- Country: China
- Location: Cangxi County
- Coordinates: 31°49′24″N 105°52′07″E﻿ / ﻿31.82333°N 105.86861°E
- Status: Operational
- Construction began: 2009
- Opening date: 2013

Dam and spillways
- Type of dam: Gravity
- Impounds: Jialing River
- Height: 116 m (381 ft)

Reservoir
- Creates: Tingzikou Reservoir
- Total capacity: 4,067,000,000 m^{3} (3,297,171 acre⋅ft)

Power Station
- Commission date: 2013-2014
- Hydraulic head: 73 m (240 ft) (rated)
- Turbines: 4 x 275 MW
- Installed capacity: 1,100 MW
- Annual generation: 3.2 billion kWh (est.)

= Tingzikou Dam =

The Tingzikou Dam is a gravity dam on the Jialing River downstream of Guangyuan in Cangxi County, Sichuan province, China.

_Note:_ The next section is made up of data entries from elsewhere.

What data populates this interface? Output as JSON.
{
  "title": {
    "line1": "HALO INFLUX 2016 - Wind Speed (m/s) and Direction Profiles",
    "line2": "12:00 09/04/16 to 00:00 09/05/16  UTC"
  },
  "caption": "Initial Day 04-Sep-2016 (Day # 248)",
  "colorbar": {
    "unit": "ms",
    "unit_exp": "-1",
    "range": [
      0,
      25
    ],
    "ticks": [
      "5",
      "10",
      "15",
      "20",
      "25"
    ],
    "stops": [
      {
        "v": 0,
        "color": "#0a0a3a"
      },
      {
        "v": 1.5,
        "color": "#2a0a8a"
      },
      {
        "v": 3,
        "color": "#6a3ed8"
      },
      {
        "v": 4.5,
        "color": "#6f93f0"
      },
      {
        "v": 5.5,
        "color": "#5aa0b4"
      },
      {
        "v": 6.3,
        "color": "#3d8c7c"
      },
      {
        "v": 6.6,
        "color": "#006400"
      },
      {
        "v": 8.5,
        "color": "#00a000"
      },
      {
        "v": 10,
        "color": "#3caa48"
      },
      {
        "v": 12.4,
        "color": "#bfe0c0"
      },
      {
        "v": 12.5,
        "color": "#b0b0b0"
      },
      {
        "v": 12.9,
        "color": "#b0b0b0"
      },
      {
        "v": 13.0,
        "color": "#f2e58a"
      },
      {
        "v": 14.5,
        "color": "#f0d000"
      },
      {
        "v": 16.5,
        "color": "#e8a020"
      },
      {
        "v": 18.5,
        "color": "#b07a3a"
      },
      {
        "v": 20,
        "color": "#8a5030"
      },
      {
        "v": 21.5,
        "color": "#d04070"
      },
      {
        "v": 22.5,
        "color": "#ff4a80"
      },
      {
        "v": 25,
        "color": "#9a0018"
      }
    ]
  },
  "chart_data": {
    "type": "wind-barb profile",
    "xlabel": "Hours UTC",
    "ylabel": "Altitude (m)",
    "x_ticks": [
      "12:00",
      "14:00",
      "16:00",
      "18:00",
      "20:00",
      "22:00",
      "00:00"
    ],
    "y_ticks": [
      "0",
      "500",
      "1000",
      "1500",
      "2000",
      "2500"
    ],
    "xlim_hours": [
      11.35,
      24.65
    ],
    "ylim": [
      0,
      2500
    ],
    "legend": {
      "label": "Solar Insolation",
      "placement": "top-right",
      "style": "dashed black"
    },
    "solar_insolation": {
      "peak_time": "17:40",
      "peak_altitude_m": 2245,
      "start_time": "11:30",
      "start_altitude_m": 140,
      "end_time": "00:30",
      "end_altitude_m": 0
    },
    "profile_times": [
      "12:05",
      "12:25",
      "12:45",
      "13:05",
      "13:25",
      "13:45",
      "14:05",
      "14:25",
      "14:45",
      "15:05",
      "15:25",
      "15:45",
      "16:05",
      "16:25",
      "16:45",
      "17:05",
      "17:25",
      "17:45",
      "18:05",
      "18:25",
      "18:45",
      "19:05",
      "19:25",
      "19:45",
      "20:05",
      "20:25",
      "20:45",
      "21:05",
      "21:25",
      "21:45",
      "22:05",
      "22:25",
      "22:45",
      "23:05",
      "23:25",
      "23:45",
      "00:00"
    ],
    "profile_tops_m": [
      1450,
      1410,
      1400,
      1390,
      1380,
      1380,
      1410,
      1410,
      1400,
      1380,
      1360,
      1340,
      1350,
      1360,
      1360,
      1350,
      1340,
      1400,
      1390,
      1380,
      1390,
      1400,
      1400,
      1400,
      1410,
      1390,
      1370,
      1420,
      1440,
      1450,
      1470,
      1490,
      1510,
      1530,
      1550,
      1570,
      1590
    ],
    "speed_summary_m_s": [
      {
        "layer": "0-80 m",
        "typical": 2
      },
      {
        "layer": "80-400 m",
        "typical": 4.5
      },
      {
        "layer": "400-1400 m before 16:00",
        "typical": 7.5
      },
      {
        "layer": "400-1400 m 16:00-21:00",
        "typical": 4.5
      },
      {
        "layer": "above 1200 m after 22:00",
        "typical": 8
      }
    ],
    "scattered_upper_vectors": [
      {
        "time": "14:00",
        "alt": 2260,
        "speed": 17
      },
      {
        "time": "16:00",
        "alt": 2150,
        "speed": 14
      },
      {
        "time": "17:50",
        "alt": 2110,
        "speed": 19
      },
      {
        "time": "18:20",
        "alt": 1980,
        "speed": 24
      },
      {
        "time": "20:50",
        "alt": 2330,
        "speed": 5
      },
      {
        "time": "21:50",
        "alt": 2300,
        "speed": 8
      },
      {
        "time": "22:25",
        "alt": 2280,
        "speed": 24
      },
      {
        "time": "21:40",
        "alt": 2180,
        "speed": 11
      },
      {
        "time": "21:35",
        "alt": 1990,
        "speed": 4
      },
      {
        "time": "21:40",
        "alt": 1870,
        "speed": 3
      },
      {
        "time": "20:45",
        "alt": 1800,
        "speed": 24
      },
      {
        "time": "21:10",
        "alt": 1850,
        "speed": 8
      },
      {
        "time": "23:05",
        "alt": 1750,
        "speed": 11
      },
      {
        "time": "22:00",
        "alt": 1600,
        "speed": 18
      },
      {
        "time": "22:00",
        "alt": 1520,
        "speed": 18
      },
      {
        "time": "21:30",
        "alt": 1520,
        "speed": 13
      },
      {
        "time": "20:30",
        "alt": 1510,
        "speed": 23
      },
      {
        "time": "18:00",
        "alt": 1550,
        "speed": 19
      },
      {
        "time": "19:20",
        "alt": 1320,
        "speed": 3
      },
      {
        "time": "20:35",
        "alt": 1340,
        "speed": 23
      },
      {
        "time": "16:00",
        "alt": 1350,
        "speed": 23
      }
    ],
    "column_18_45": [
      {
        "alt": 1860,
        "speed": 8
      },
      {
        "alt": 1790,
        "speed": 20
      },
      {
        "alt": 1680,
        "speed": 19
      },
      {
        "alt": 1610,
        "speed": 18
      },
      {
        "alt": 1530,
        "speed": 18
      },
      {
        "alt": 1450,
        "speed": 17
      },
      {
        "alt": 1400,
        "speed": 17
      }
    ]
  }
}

The purposes of the dam is flood control, irrigation, hydroelectric power production and navigation. The dam supports a 1,100 MW power station and a 500-ton ship lift. The project was approved in October 2009 and after being shelved for 50 years. Construction began soon thereafter and the river was closed-off in January 2010. The dam began to impound its reservoir in May 2013 and the first generator went online in August. On 20 March 2014 the third generator was commissioned and the fourth and final on 29 April 2014.